How poverty is making air pollution worse in Chile’s Temuco
- Every winter, Temuco plunges to the bottom of global air quality rankings, as the city’s residents have no choice but to burn cheap firewood to keep warm
- ‘It’s like living in a city with permanent fog, except it’s chimney smoke,’ a resident says

Nestled in a valley in central Chile, near lakes and snowcapped mountains, sits one of the world’s most polluted cities.
June though August, when the Southern Hemisphere is in winter, thermometers in Temuco drop to as low as 4º Celsius (39º Fahrenheit). Poor temuquenses, as the city’s 220,000 residents are known, have no choice but to burn cheap – often wet – firewood to keep warm.
From the window of her living room, 60-year-old resident Patricia Bravo says she can sometimes only see half a block down the street in her Temuco neighbourhood. The rest is all grey smoke.
“It’s like living in a city with permanent fog, except it’s chimney smoke,” says Bravo, who’s lived there since she was a young girl.
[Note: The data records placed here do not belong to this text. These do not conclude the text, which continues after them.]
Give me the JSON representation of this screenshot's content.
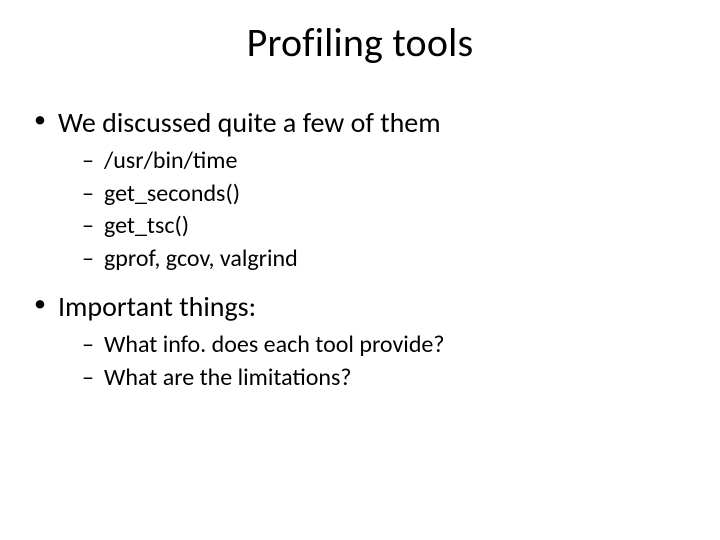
{
  "title": "Profiling tools",
  "bullets": {
    "l1a": "We discussed quite a few of them",
    "l2a": "/usr/bin/time",
    "l2b": "get_seconds()",
    "l2c": "get_tsc()",
    "l2d": "gprof, gcov, valgrind",
    "l1b": "Important things:",
    "l2e": "What info. does each tool provide?",
    "l2f": "What are the limitations?"
  }
}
She is got used to itchy eyes and the smell of heavy smoke in her living room this winter, she says, even when her own chimney is dark and her windows are closed.
According to data compiled by Bloomberg Green and the non-profit OpenAQ, Temuco had the worst air quality in the world at least five days in the last eight weeks, including back-to-back on July 8 and 9.